There’s a place for envy in the spiritual world, but we can’t emulate that down here either. For us, envy is inadmissible in any shape or form. Kṛṣṇa makes non-enviousness a condition for receiving His message or for spiritual advancement in general. In one of His last instructions to Arjuna He says that one should listen to Bhagavad Gītā without envy (BG 18.71):

    ..one who listens with faith and without envy becomes free from sinful reactions and attains to the auspicious planets where the pious dwell.

WITH faith and WITHOUT envy. Two conditions, what can be clearer?

In addition, Śrīla Prabhupāda often stressed that one must not be envious of an ācārya, which is easy to understand, too. It’s a bit more difficult to spot envy in our hearts, though. Our material life is based on envy of Kṛṣṇa and so envy becomes all-pervasive, to the degree that we don’t even notice it anymore. How often do we notice that we want to remember ślokas like others, or make compelling arguments like others, or even better than others? How often do we want to offer corrections to Bhagavatam speakers or other devotees? How often do we catch ourselves trying to be more knowledgeable than others or more respected than others?

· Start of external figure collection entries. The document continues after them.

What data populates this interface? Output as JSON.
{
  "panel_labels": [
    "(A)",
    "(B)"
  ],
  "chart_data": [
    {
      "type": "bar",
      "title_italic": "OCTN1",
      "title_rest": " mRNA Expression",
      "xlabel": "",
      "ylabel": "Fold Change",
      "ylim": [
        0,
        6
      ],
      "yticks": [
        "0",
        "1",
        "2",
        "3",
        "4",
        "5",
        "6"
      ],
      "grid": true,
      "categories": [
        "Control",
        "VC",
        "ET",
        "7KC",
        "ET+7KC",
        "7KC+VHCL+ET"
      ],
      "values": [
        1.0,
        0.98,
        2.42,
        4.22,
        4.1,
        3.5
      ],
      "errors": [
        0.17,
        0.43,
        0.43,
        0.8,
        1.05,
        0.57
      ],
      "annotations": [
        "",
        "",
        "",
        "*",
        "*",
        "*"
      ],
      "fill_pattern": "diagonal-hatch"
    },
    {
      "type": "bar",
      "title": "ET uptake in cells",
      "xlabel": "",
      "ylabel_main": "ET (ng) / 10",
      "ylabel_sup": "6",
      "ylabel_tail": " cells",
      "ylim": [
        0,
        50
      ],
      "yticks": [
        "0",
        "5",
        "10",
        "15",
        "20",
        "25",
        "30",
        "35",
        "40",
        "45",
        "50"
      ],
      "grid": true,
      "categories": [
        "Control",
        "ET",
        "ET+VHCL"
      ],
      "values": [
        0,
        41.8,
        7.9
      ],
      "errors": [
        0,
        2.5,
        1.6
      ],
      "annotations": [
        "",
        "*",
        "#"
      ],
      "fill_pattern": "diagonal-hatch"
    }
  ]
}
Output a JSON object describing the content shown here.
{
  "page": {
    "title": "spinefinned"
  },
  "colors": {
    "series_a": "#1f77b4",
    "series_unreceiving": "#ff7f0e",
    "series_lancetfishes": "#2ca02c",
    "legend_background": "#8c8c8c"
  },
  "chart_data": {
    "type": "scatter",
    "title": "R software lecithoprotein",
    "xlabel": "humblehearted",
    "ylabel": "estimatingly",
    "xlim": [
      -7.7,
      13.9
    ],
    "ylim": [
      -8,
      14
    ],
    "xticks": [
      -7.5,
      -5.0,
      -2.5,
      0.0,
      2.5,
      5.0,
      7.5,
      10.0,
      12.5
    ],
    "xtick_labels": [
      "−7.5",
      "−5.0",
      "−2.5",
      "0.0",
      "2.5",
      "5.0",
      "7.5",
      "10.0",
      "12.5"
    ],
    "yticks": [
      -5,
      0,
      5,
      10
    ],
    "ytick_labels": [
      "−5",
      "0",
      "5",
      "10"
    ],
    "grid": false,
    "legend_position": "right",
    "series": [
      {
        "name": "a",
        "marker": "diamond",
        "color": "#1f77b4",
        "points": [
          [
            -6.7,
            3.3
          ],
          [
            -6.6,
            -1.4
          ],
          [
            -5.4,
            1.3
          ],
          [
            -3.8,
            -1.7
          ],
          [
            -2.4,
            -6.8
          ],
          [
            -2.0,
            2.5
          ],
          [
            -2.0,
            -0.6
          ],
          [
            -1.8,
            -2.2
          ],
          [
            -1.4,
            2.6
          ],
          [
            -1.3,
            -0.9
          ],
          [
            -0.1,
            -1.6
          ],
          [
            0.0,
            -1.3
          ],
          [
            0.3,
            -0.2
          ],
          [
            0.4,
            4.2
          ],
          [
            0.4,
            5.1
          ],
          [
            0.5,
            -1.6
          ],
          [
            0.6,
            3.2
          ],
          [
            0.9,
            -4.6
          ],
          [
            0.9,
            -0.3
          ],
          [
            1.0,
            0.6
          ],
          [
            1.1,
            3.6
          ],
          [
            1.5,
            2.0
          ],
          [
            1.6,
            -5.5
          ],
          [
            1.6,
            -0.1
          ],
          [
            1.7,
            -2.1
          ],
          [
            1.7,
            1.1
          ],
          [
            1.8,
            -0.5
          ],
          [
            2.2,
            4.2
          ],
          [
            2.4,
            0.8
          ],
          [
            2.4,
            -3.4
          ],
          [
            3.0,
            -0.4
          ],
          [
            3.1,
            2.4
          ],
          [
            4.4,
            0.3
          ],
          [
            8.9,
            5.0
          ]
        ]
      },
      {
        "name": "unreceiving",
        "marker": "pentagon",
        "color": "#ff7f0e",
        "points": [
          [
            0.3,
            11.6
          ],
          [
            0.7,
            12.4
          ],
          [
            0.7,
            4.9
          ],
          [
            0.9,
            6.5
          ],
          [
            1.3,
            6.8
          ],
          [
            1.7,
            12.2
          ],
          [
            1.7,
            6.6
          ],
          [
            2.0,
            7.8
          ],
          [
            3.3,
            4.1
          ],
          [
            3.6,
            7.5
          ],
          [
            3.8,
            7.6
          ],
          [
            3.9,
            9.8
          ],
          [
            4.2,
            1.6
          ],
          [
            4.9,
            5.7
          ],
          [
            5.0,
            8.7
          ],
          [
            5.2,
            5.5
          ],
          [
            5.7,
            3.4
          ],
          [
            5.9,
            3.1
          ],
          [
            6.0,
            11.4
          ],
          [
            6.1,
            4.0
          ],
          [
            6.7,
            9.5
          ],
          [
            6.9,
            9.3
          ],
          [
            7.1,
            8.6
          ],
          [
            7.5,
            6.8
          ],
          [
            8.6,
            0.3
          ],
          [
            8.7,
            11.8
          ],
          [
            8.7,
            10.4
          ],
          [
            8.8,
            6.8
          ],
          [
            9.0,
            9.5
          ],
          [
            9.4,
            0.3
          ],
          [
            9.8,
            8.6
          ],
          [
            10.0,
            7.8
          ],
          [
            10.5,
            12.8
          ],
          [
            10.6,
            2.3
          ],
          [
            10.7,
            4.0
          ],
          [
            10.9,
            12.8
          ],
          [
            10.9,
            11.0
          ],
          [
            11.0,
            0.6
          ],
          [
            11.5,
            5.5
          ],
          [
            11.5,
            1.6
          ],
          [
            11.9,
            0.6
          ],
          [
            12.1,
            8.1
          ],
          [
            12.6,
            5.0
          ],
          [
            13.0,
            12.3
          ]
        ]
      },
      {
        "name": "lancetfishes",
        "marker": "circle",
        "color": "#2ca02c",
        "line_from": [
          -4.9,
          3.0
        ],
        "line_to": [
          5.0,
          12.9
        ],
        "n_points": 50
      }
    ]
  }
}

I think all these feelings have something to do with underlying envy. I mean every time we feel any discomfort caused by comparing ourselves to other people it is envy by definition. Sometimes it’s irrational and impossible to contain, we just wants it.

How to deal with it? Simple, really, it’s one of those deep seated impurities in our hearts that is cleaned out by chanting. Just like any other desire for sense enjoyment, satisfying it, or dealing with symptoms, would bring only a temporary relief while the root cause must be dealt on a fundamental level.

As for symptoms, there’s a neat trick to contain envy. Latin word for envy is invidia, or literally “absence of vision”. It’s born of ignorance of our position and lack of appreciation for what is given to us. Out of envy we desire things we don’t need, once we understand that we would stop coveting them. That’s why in Bhagavad Gītā envy is contrasted with equal vision. “I’m not envious of anyone, I’m equal to everyone,” says Kṛṣṇa (BG 9.29). Or take this verse (BG 4.22):

    He who is satisfied with gain which comes of its own accord, who is free from duality and does not envy, who is steady in both success and failure, is never entangled, although performing actions.

Basically, we just need a little knowledge and we need to accept that Kṛṣṇa has provided us with everything we require for our progress. Satisfied in this knowledge we will have no reason to envy anyone.

I don’t think I’m ready to talk about our original envy of Kṛṣṇa but as far as every day situations in the material world these simple instructions should do the trick.